What is Bitcoin?
If you’ve been here, you’ve heard of Bitcoin. It has been in the headlines for the last few years or so – as a scheme to get rich quick, to run out of money, the birth of the true international currency, the end of the world, or the world as advanced technology. But what is Bitcoin?
In short, you might say that Bitcoin is the first decentralized system of money used for online transactions, but it will probably be useful to dig a little deeper.
We all know, in general, what ‘money’ is and what it is used for. The most significant thing about the use of money before Bitcoin is that it is centralized and controlled by a single entity – the centralized banking system. Bitcoin was invented in 2008/2009 by an unknown creator who went by the pseudonym ‘Satoshi Nakamoto’ to bring decentralization of money worldwide. The idea is that currencies can be traded internationally without any hassle or fees, checks and balances will be distributed all over the world (not just in the accounts of private corporations or government), and money will become more democratic. Equally accessible to all.
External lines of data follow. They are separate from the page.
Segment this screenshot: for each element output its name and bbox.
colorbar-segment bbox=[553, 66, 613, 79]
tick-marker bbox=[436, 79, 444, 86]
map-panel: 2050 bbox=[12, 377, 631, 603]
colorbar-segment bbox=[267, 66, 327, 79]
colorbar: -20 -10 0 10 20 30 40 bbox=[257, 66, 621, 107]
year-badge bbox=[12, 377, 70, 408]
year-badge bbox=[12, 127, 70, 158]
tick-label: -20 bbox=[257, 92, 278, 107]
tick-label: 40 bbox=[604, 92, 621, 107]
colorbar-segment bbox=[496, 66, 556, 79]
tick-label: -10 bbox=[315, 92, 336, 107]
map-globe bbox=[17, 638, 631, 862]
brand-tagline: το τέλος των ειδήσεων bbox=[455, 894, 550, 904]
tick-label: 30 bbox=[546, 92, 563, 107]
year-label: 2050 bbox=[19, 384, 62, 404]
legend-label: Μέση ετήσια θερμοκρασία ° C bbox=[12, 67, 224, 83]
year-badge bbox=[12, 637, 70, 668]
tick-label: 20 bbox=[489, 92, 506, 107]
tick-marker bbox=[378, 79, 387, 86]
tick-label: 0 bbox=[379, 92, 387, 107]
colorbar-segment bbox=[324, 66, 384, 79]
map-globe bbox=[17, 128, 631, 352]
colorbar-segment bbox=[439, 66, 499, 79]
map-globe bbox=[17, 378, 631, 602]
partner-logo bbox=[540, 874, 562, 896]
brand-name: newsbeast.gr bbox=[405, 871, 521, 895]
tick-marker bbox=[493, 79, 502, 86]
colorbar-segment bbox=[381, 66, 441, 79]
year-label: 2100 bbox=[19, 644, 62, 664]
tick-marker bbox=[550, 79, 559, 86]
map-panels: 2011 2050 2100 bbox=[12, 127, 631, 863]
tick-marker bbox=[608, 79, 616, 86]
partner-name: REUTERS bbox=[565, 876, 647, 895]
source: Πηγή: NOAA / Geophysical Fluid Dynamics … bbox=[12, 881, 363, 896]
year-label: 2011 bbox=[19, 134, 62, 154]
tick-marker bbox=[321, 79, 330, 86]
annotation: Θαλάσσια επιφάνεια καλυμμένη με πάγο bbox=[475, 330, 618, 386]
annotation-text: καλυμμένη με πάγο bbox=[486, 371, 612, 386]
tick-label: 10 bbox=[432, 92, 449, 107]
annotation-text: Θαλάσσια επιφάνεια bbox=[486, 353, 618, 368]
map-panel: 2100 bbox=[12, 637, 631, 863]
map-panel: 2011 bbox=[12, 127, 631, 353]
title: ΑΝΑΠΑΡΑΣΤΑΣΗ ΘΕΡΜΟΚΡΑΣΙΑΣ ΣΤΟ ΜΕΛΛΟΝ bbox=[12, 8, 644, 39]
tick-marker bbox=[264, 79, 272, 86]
How did Bitcoin get started?
The concept of Bitcoin, and cryptocurrency in general, was started in 2009 by Satoshi, an unknown researcher. The reason for its invention was to solve the problem of centralization in the use of money which depended on banks and computers, a problem which many computer scientists were not happy with. Attempts to achieve decentralization have been unsuccessful since the late 90’s, so when Satoshi published a research paper providing a solution in 2008, it was irresistibly welcomed. Today, Bitcoin has become a well-known currency for Internet users and has given birth to thousands of ‘Altcoins’ (non-Bitcoin cryptocurrencies).
How is Bitcoin made?
Bitcoin is created through a process called mining. As paper money is made through printing, and gold is mined from the ground, bitcoin is made by ‘mining’. Mining involves solving complex mathematical problems related to blocks using a computer and attaching them to a public ledger. When it started, I needed a simple CPU (like on your home computer), however, the difficulty level increased significantly and now you will need special hardware, including a high end graphics processing unit (GPU). Take out the bitcoin.
How do I invest?
First, you need to open an account with a trading platform and create a wallet; You can find some examples by searching Google for ‘Bitcoin Trading Platform’ – they usually have the name ‘Coin’, or ‘Market’. After joining one of these platforms, you click Resources, and then click Crypto to choose your preferred currency. Each platform has a number of indicators that are important, and don’t forget to check them out before you invest.
Simply buy and hold
While mining is the surest and easiest way to earn bitcoin, there is a lot of rush involved, and the cost of electricity and specialized computer hardware makes it accessible to most of us. To avoid all of this, make it easy for yourself, input the amount you want directly from your bank and click “Buy”, then sit back and watch your investment grow as the price changes. This is called exchange and it is performed on many. Exchange platforms available today with the ability to trade between different Fiat currencies (USD, AUD, GBP, etc.) and different crypto coins (Bitcoin, Ethereum, Litecoin, etc.).
If you are familiar with stocks, bonds or forex exchanges, you can easily understand crypto-trading. There are Bitcoin brokers like E-Social Trading, FXTM markets.com and many more that you can choose from. Platforms offer you Bitcoin-fiat or fiat-Bitcoin currency pairs, for example BTC-USD means Bitcoin transactions in US dollars. Keep an eye on price changes to find the perfect pair according to price changes; Platforms provide value among other indicators to give you accurate trading tips.
Bitcoin as a share
Companies are also created to allow companies that invest in Bitcoin to buy shares – these companies trade back and forth, and you simply invest in them and wait for your monthly benefits. These companies simply pull digital money from different investors and invest on their behalf.
Why should you invest in Bitcoin?
As you can see, in order to invest in Bitcoin, you need to have some basic knowledge about currency, as explained above. Like all investments, it involves risk! The question of whether to invest or not depends entirely on the individual. However, if I were to suggest, I would suggest investing in Bitcoin with a reason that Bitcoin continues to grow – although there has been a significant boom and explosion period, it is very likely that cryptocurrencies as a whole will continue to rise in value over the next 10 years. Of all the current cryptocurrencies, Bitcoin is the largest, and most well-known, so it is a good place to start and currently the safest bet. Although volatile in the short term, I suspect you will find that the bitcoin business is more profitable than most other ventures.